Это было время, которое выбрал Гомер, чтобы прекратить писать. Когда Рамзес появился в его доме, поэт не курил, как обычно, трубку, сделанную из раковины улитки; одетый в шерстяную тунику, несмотря на сильную жару, он лежал на циновке под лимонным деревом. Под его головой была подушка.
— Ваше Величество... Я не надеялся увидеть вас вновь.
— Что с вами случилось?
— Ничего, кроме преклонного возраста. Моя рука устала, и сердце тоже.
— Почему вы не позвали лекарей из дворца?
— Я не болен, Ваше Величество; не является ли смерть частью всеобщей гармонии? Меня покинул Гектор, мой черно-белый кот. И мне не хватает смелости заменить его другим.
— Вам еще много нужно написать, Гомер.
— Лучшую часть себя я отдал «Илиаде» и «Одиссее». Зачем сопротивляться, если пришел час последнего путешествия?
— Мы вылечим вас.
— Как долго вы царствуете, Ваше Величество?
— Пятнадцать лет.
— У вас еще недостаточно опыта, чтобы суметь обмануть старика, видевшего столько смертей. Постепенно смерть вошла в мои вены, она леденит кровь, и ни один лекарь не сумел бы помешать ее победе. Но есть нечто более важное: ваши предки построили удивительную страну, сумейте ее сохранить. Вы смогли установить мир с хеттами?
— Аша удалось убедить хеттского императора, мы надеемся подписать договор, который положит конец вражде.
— Как легко покидать эту землю, когда установлен мир, после того как, столько написал о войне... Один из моих героев говорит:
«Солнце, пылавшее жаром, опять в океан опустившись,
Землю во мраке оставит; и черная ночь наступает,
Ночь, что для смертных угодна, уставших от битвы дневных,
Отдых суля побежденным в кровавых сражениях».
— Сегодня я побежденный и стремлюсь во мрак.
— Я прикажу соорудить вам великолепное вечное жилище.
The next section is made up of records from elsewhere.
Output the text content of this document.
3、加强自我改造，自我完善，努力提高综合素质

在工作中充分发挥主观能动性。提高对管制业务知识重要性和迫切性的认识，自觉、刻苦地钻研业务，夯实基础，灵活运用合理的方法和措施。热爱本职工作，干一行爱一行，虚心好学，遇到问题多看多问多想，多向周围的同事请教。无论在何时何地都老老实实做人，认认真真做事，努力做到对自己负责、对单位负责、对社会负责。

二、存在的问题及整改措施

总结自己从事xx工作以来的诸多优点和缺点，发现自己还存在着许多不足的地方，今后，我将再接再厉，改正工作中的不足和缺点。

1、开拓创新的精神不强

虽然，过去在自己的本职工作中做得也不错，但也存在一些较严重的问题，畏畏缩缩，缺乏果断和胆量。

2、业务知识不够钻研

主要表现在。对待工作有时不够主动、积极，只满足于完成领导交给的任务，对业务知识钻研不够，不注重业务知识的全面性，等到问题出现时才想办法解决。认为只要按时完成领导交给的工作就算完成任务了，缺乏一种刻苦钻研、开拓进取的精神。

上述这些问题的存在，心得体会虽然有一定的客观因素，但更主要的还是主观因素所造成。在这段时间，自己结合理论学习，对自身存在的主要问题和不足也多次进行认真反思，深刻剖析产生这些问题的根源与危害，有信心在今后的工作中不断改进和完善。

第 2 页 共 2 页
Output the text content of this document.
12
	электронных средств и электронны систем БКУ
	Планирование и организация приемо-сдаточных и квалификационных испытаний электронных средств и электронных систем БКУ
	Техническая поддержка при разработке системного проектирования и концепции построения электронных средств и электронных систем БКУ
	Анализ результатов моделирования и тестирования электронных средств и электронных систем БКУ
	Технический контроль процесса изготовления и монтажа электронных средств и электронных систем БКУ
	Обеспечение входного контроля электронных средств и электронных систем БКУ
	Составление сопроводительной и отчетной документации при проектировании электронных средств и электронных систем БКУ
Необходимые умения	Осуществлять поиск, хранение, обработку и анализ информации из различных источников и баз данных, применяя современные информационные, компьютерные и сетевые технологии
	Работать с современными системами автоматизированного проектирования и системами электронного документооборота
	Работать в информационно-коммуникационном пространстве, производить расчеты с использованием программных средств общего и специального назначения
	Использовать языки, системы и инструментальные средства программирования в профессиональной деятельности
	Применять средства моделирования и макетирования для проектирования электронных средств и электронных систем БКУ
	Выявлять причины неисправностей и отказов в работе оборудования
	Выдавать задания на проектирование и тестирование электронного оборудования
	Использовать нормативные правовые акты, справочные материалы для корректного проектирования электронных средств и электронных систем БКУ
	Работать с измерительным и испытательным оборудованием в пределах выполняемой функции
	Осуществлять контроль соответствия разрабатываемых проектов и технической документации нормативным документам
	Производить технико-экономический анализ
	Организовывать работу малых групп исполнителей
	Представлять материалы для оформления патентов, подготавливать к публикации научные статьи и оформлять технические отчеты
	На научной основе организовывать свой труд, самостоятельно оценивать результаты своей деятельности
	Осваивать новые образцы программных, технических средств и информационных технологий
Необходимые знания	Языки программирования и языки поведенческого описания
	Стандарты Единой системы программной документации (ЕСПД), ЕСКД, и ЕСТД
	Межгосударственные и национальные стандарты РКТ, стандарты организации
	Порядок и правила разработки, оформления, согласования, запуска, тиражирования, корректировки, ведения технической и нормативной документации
— Нет, Ваше Величество... Я остался греком, а для моего народа другой мир — только забвение и страдание. В моем возрасте слишком поздно отказываться от своих верований. Даже если это будущее не кажется вам радостным, это именно то, к которому я приготовился.
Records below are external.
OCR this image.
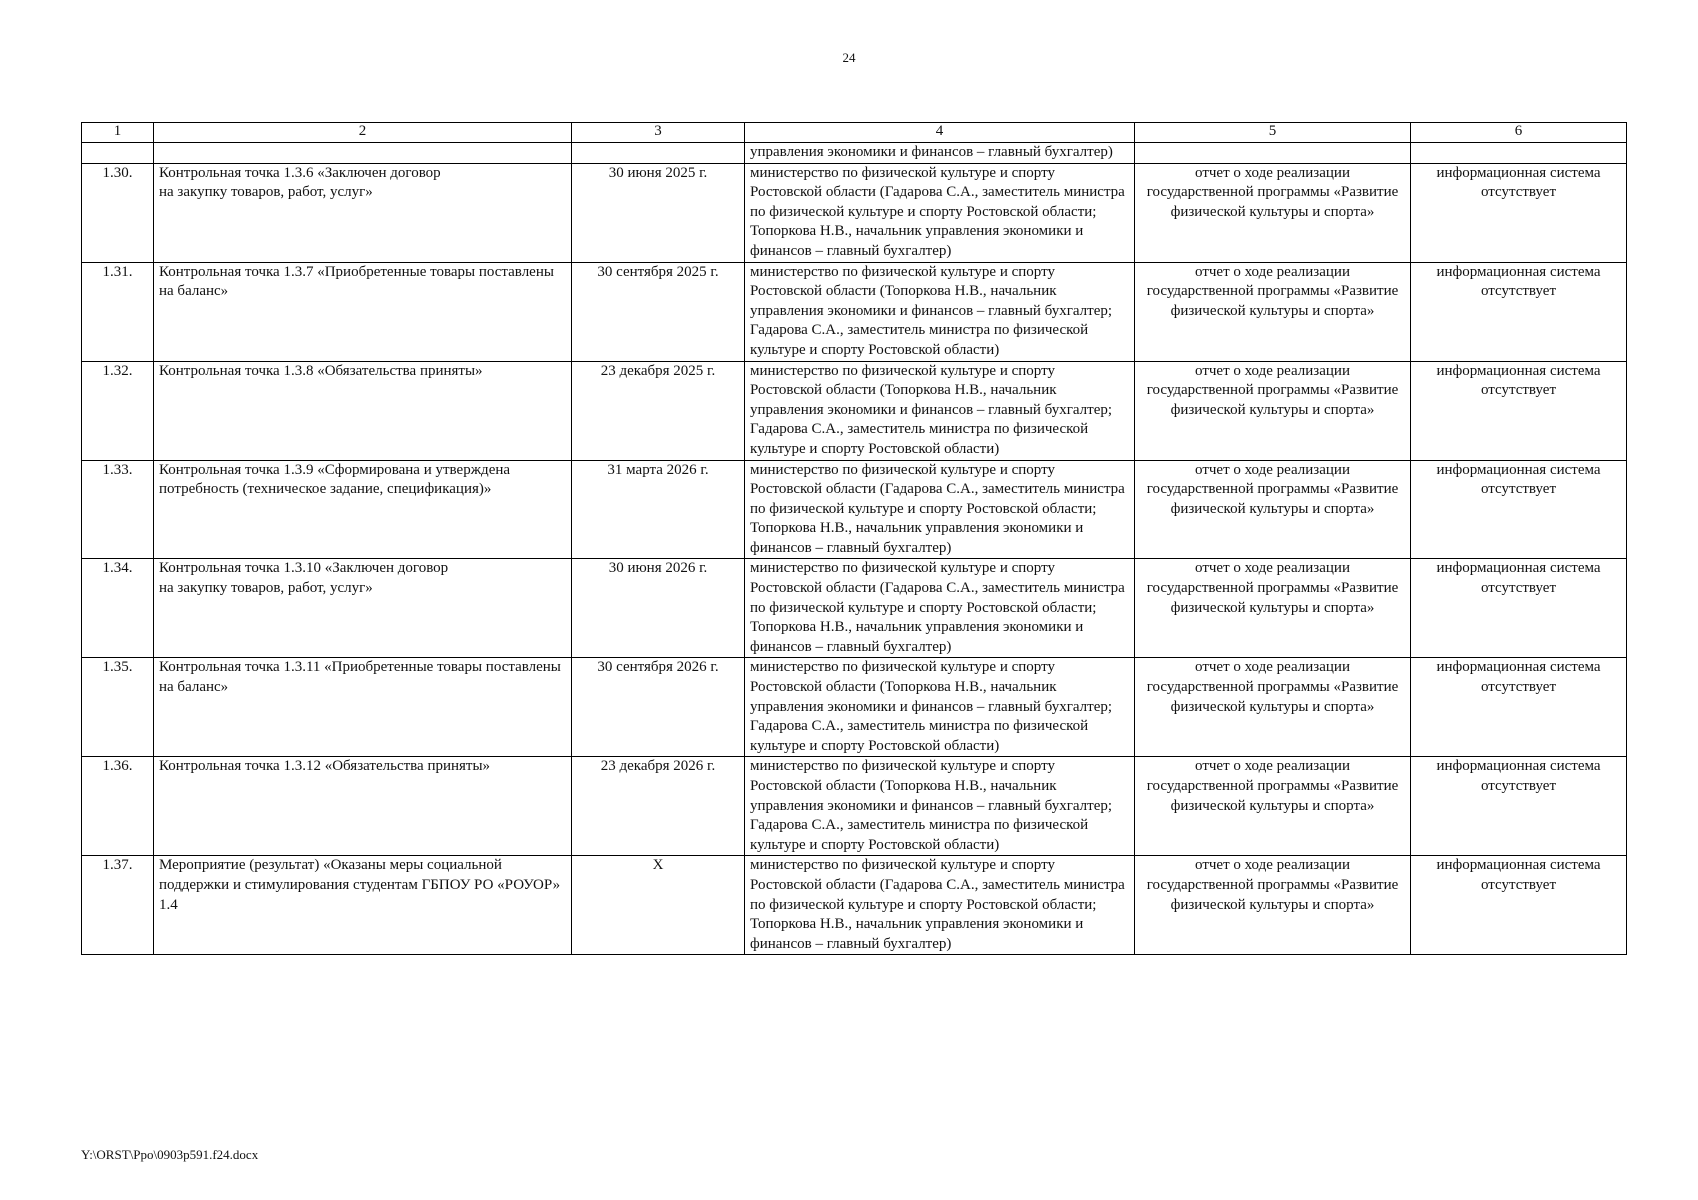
24
1	2	3	4	5	6
			управления экономики и финансов – главный бухгалтер)		
1.30.	Контрольная точка 1.3.6 «Заключен договор
на закупку товаров, работ, услуг»	30 июня 2025 г.	министерство по физической культуре и спорту Ростовской области (Гадарова С.А., заместитель министра по физической культуре и спорту Ростовской области; Топоркова Н.В., начальник управления экономики и финансов – главный бухгалтер)	отчет о ходе реализации государственной программы «Развитие физической культуры и спорта»	информационная система отсутствует
1.31.	Контрольная точка 1.3.7 «Приобретенные товары поставлены на баланс»	30 сентября 2025 г.	министерство по физической культуре и спорту Ростовской области (Топоркова Н.В., начальник управления экономики и финансов – главный бухгалтер; Гадарова С.А., заместитель министра по физической культуре и спорту Ростовской области)	отчет о ходе реализации государственной программы «Развитие физической культуры и спорта»	информационная система отсутствует
1.32.	Контрольная точка 1.3.8 «Обязательства приняты»	23 декабря 2025 г.	министерство по физической культуре и спорту Ростовской области (Топоркова Н.В., начальник управления экономики и финансов – главный бухгалтер; Гадарова С.А., заместитель министра по физической культуре и спорту Ростовской области)	отчет о ходе реализации государственной программы «Развитие физической культуры и спорта»	информационная система отсутствует
1.33.	Контрольная точка 1.3.9 «Сформирована и утверждена потребность (техническое задание, спецификация)»	31 марта 2026 г.	министерство по физической культуре и спорту Ростовской области (Гадарова С.А., заместитель министра по физической культуре и спорту Ростовской области; Топоркова Н.В., начальник управления экономики и финансов – главный бухгалтер)	отчет о ходе реализации государственной программы «Развитие физической культуры и спорта»	информационная система отсутствует
1.34.	Контрольная точка 1.3.10 «Заключен договор
на закупку товаров, работ, услуг»	30 июня 2026 г.	министерство по физической культуре и спорту Ростовской области (Гадарова С.А., заместитель министра по физической культуре и спорту Ростовской области; Топоркова Н.В., начальник управления экономики и финансов – главный бухгалтер)	отчет о ходе реализации государственной программы «Развитие физической культуры и спорта»	информационная система отсутствует
1.35.	Контрольная точка 1.3.11 «Приобретенные товары поставлены на баланс»	30 сентября 2026 г.	министерство по физической культуре и спорту Ростовской области (Топоркова Н.В., начальник управления экономики и финансов – главный бухгалтер; Гадарова С.А., заместитель министра по физической культуре и спорту Ростовской области)	отчет о ходе реализации государственной программы «Развитие физической культуры и спорта»	информационная система отсутствует
1.36.	Контрольная точка 1.3.12 «Обязательства приняты»	23 декабря 2026 г.	министерство по физической культуре и спорту Ростовской области (Топоркова Н.В., начальник управления экономики и финансов – главный бухгалтер; Гадарова С.А., заместитель министра по физической культуре и спорту Ростовской области)	отчет о ходе реализации государственной программы «Развитие физической культуры и спорта»	информационная система отсутствует
1.37.	Мероприятие (результат) «Оказаны меры социальной поддержки и стимулирования студентам ГБПОУ РО «РОУОР» 1.4	Х	министерство по физической культуре и спорту Ростовской области (Гадарова С.А., заместитель министра по физической культуре и спорту Ростовской области; Топоркова Н.В., начальник управления экономики и финансов – главный бухгалтер)	отчет о ходе реализации государственной программы «Развитие физической культуры и спорта»	информационная система отсутствует
Y:\ORST\Ppo\0903p591.f24.docx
— Наши мудрецы утверждают, что творения великих писателей будут жить дольше, чем пирамиды.
Гомер улыбнулся.
— Жалуете мне последнюю милость, Ваше Величество? Возьмите мою правую руку, ту, которая писала... Благодаря вашей силе мне будет легче перейти на ту сторону.
И поэт мирно угас.
Гомер покоился в земле около лимонного дерева в саване из экземпляров «Илиады» и «Одиссеи» и папируса, описывающего битву при Кадеше. На его похоронах присутствовали только Рамзес, Нефертари и Амени.
Когда Фараон вернулся в кабинет, Серраманна представил ему отчет.
— Никаких следов мага Офира, Ваше Величество, без сомнения, он покинул Египет.
— Мог бы он спрятаться среди евреев?
— Если бы он изменил внешность и добился их доверия, почему бы нет?
— Что говорят осведомители?
— С того времени, как Моисей признан вождем евреем, они молчат.
— Значит, тебе неизвестно, что они замышляют.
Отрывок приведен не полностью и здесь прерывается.